Nation Contributing Editor Stephen F. Cohen and John Batchelor continue their weekly discussions of the new US-Russian Cold War. (Previous installments, now in their fourth year, are at TheNation.com.)
Cohen emphasizes that while V-E (Victory in Europe) Day—a major American holiday, on May 8, when he was growing up in Kentucky—is no longer observed, Victory Day, on May 9, remains the most sacred Russian holiday, a “holiday with tears.” And so it was this year. The day was marked by commemorations across Russia, not only by the military parade on Moscow’s Red Square.

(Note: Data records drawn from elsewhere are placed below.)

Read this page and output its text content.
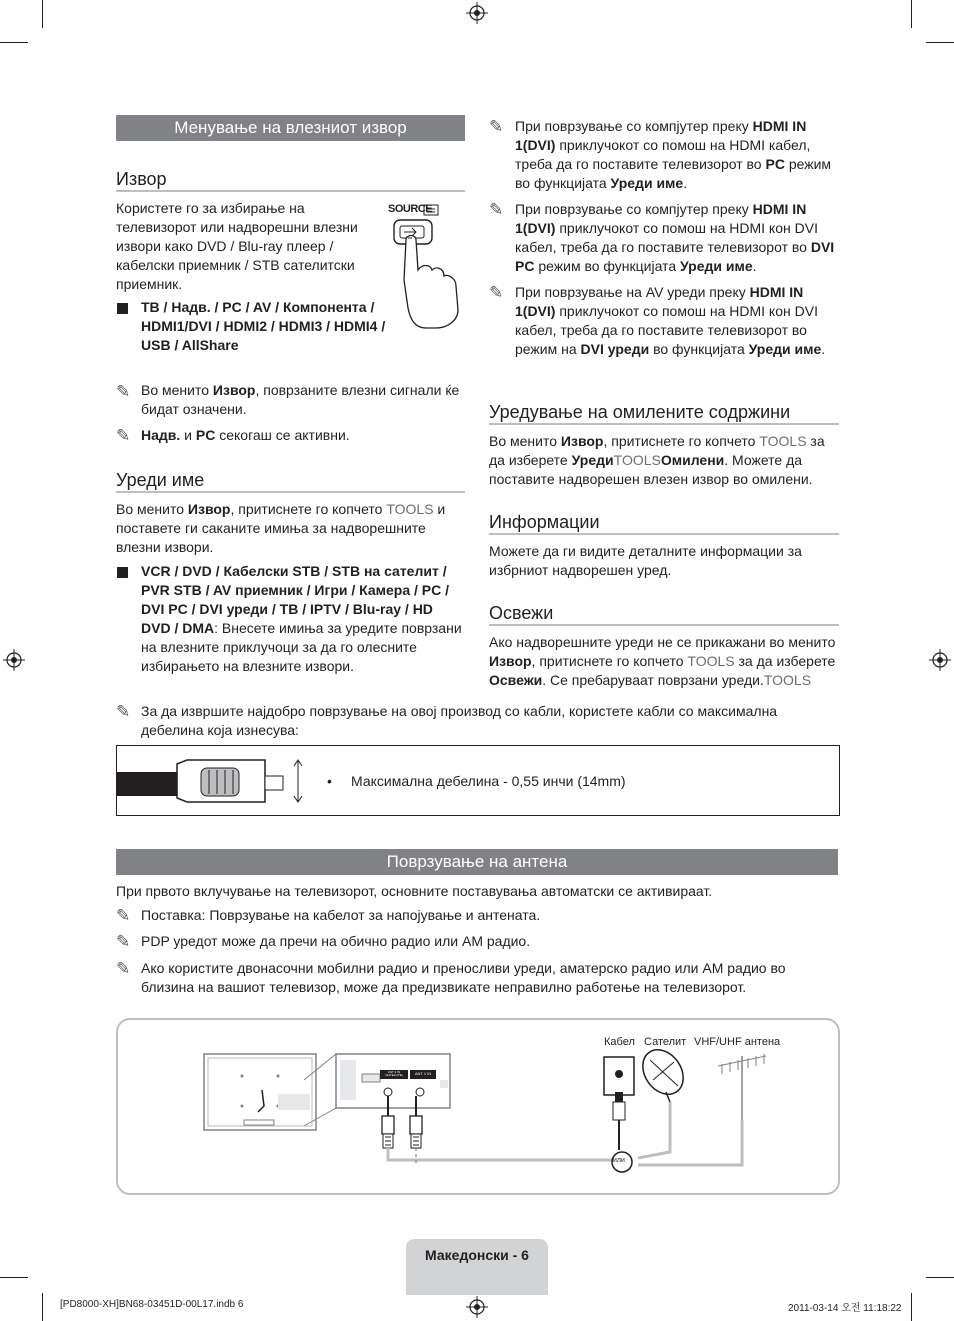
Менување на влезниот извор
Извор
Користете го за избирање на телевизорот или надворешни влезни извори како DVD / Blu-ray плеер / кабелски приемник / STB сателитски приемник.
SOURCE
ТВ / Надв. / PC / AV / Компонента / HDMI1/DVI / HDMI2 / HDMI3 / HDMI4 / USB / AllShare
✎ Во менито Извор, поврзаните влезни сигнали ќе бидат означени.
✎ Надв. и PC секогаш се активни.
Уреди име
Во менито Извор, притиснете го копчето TOOLS и поставете ги саканите имиња за надворешните влезни извори.
VCR / DVD / Кабелски STB / STB на сателит / PVR STB / AV приемник / Игри / Камера / PC / DVI PC / DVI уреди / TB / IPTV / Blu-ray / HD DVD / DMA: Внесете имиња за уредите поврзани на влезните приклучоци за да го олесните избирањето на влезните извори.
✎ При поврзување со компјутер преку HDMI IN 1(DVI) приклучокот со помош на HDMI кабел, треба да го поставите телевизорот во PC режим во функцијата Уреди име.
✎ При поврзување со компјутер преку HDMI IN 1(DVI) приклучокот со помош на HDMI кон DVI кабел, треба да го поставите телевизорот во DVI PC режим во функцијата Уреди име.
✎ При поврзување на AV уреди преку HDMI IN 1(DVI) приклучокот со помош на HDMI кон DVI кабел, треба да го поставите телевизорот во режим на DVI уреди во функцијата Уреди име.
Уредување на омилените содржини
Во менито Извор, притиснете го копчето TOOLS за да изберете УредиTOOLSОмилени. Можете да поставите надворешен влезен извор во омилени.
Информации
Можете да ги видите деталните информации за избрниот надворешен уред.
Освежи
Ако надворешните уреди не се прикажани во менито Извор, притиснете го копчето TOOLS за да изберете Освежи. Се пребаруваат поврзани уреди.TOOLS
✎ За да извршите најдобро поврзување на овој производ со кабли, користете кабли со максимална дебелина која изнесува:
• Максимална дебелина - 0,55 инчи (14mm)
Поврзување на антена
При првото вклучување на телевизорот, основните поставувања автоматски се активираат.
✎ Поставка: Поврзување на кабелот за напојување и антената.
✎ PDP уредот може да пречи на обично радио или AM радио.
✎ Ако користите двонасочни мобилни радио и преносливи уреди, аматерско радио или AM радио во близина на вашиот телевизор, може да предизвикате неправилно работење на телевизорот.
Кабел Сателит VHF/UHF антена
или
ANT 2 IN (SATELLITE)	ANT 1 IN
Македонски - 6
[PD8000-XH]BN68-03451D-00L17.indb 6	2011-03-14 오전 11:18:22
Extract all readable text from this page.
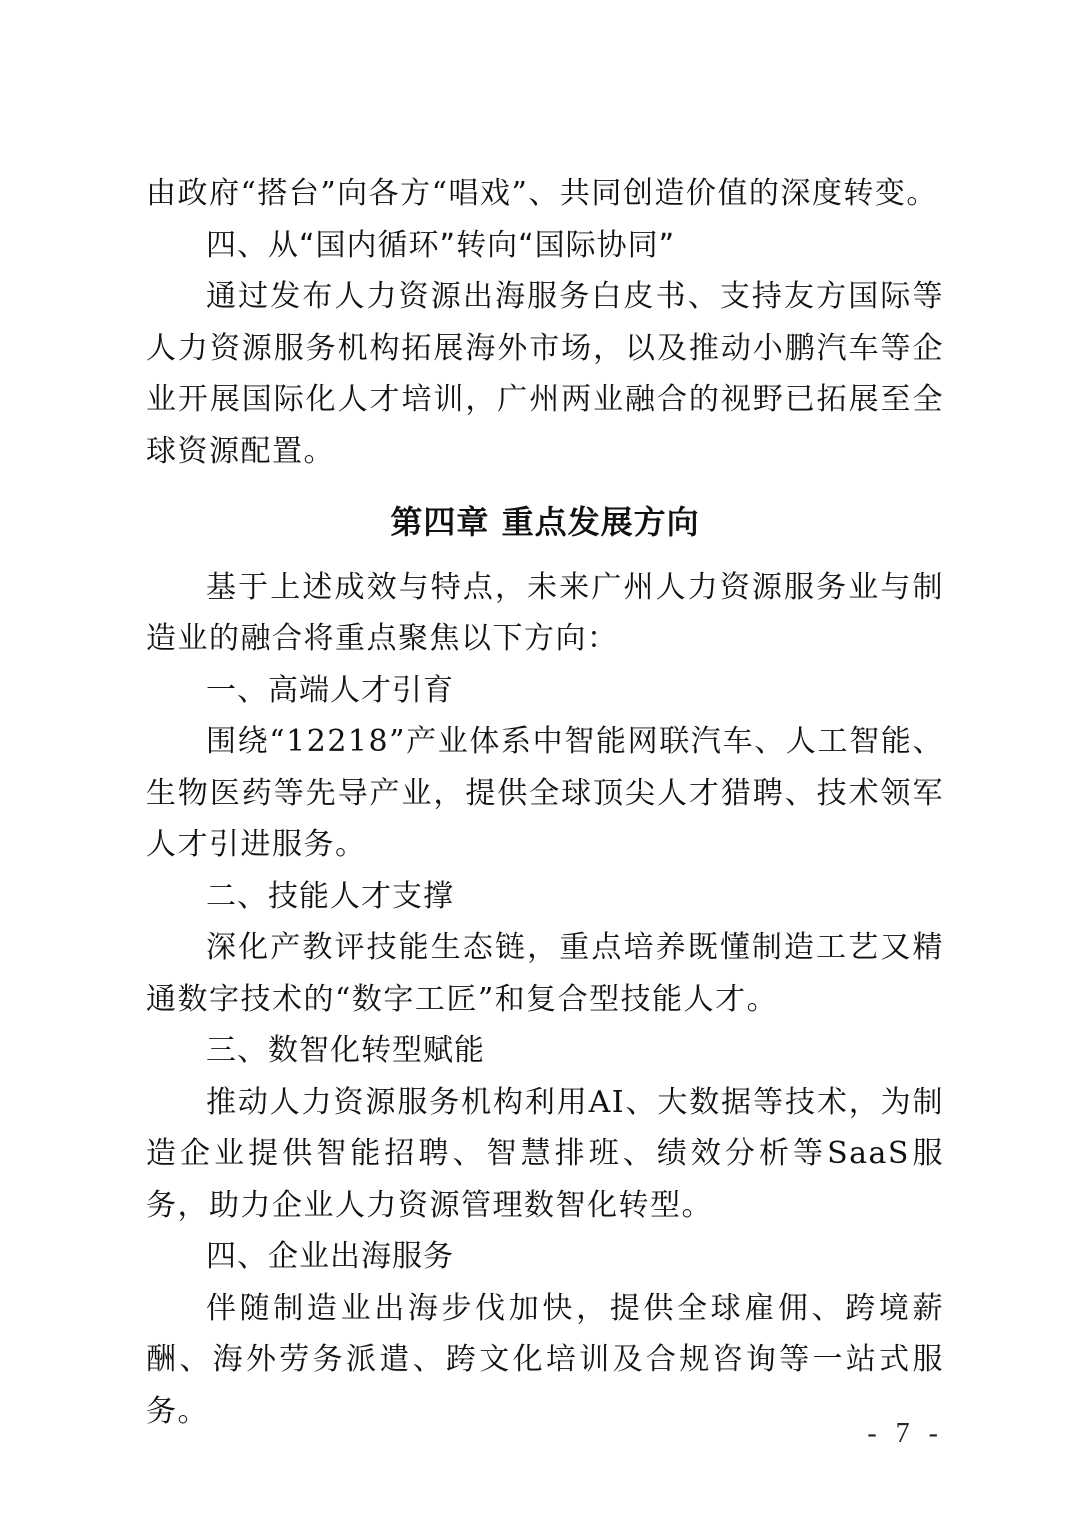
由政府“搭台”向各方“唱戏”、共同创造价值的深度转变。

四、从“国内循环”转向“国际协同”

通过发布人力资源出海服务白皮书、支持友方国际等人力资源服务机构拓展海外市场，以及推动小鹏汽车等企业开展国际化人才培训，广州两业融合的视野已拓展至全球资源配置。

第四章 重点发展方向

基于上述成效与特点，未来广州人力资源服务业与制造业的融合将重点聚焦以下方向：

一、高端人才引育

围绕“12218”产业体系中智能网联汽车、人工智能、生物医药等先导产业，提供全球顶尖人才猎聘、技术领军人才引进服务。

二、技能人才支撑

深化产教评技能生态链，重点培养既懂制造工艺又精通数字技术的“数字工匠”和复合型技能人才。

三、数智化转型赋能

推动人力资源服务机构利用AI、大数据等技术，为制造企业提供智能招聘、智慧排班、绩效分析等SaaS服务，助力企业人力资源管理数智化转型。

四、企业出海服务

伴随制造业出海步伐加快，提供全球雇佣、跨境薪酬、海外劳务派遣、跨文化培训及合规咨询等一站式服务。

- 7 -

The annual events are sponsored by the government, as US media unfailing point out, but the “holiday with tears” is embraced by an overwhelming majority of the Russian people, and for understandable historical reasons.
Most Americans today believe that “we defeated Nazi Germany,” as President Obama wrote on the 70th anniversary of the end of the war, a misconception promoted by Hollywood films that portray the US landing at Normandy in June 1944 as the beginning and eventual end of the war against Hitler’s Germany. In truth, America won the war in the Pacific, against Japan, but the Soviet Union fought and destroyed Hitler’s war machine on the “Eastern Front” almost alone from 1941 to 1944, from Moscow, Kursk, and Stalingrad, and eventually to Berlin in 1945. Some 75 to 80 percent of all German casualties were suffered on the Eastern Front. By the time US and British forces landed at Normandy, Hitler had relatively few divisions available to withstand the successful invasion, many more still embattled against the Soviet Union.
Soviet losses were almost unimaginable. More than 27 million Soviet citizens died, 60 to 70 percent of them ethnic Russians. Some 1,700 Soviet cities and towns were all but destroyed. Most families lost a close or extended member. Perhaps most tellingly, only three of every hundred boys who graduated from high school in 1941–42 returned from the war. This meant that millions of Soviet children never knew their fathers and that millions of Soviet women never married. (They were known as “Ivan’s widows,” many doomed to lonely lives in the often-harsh postwar Soviet Union.) This is an enduring part of Russia’s “holiday with tears.” This is in large measure why so many Russians, not just the Kremlin, have watched with alarm NATO creep from Germany to their country’s borders since the late 1990s; why they resent and fear Washington political claims on the former Soviet republics of Ukraine and Georgia; and why they say of NATO’s ongoing buildup in the Baltic states and Poland that “never has so much Western military power been amassed on our borders since the Nazi invasion in June 1941.” All of this history and living memory underlies Russia’s reaction to the new Cold War.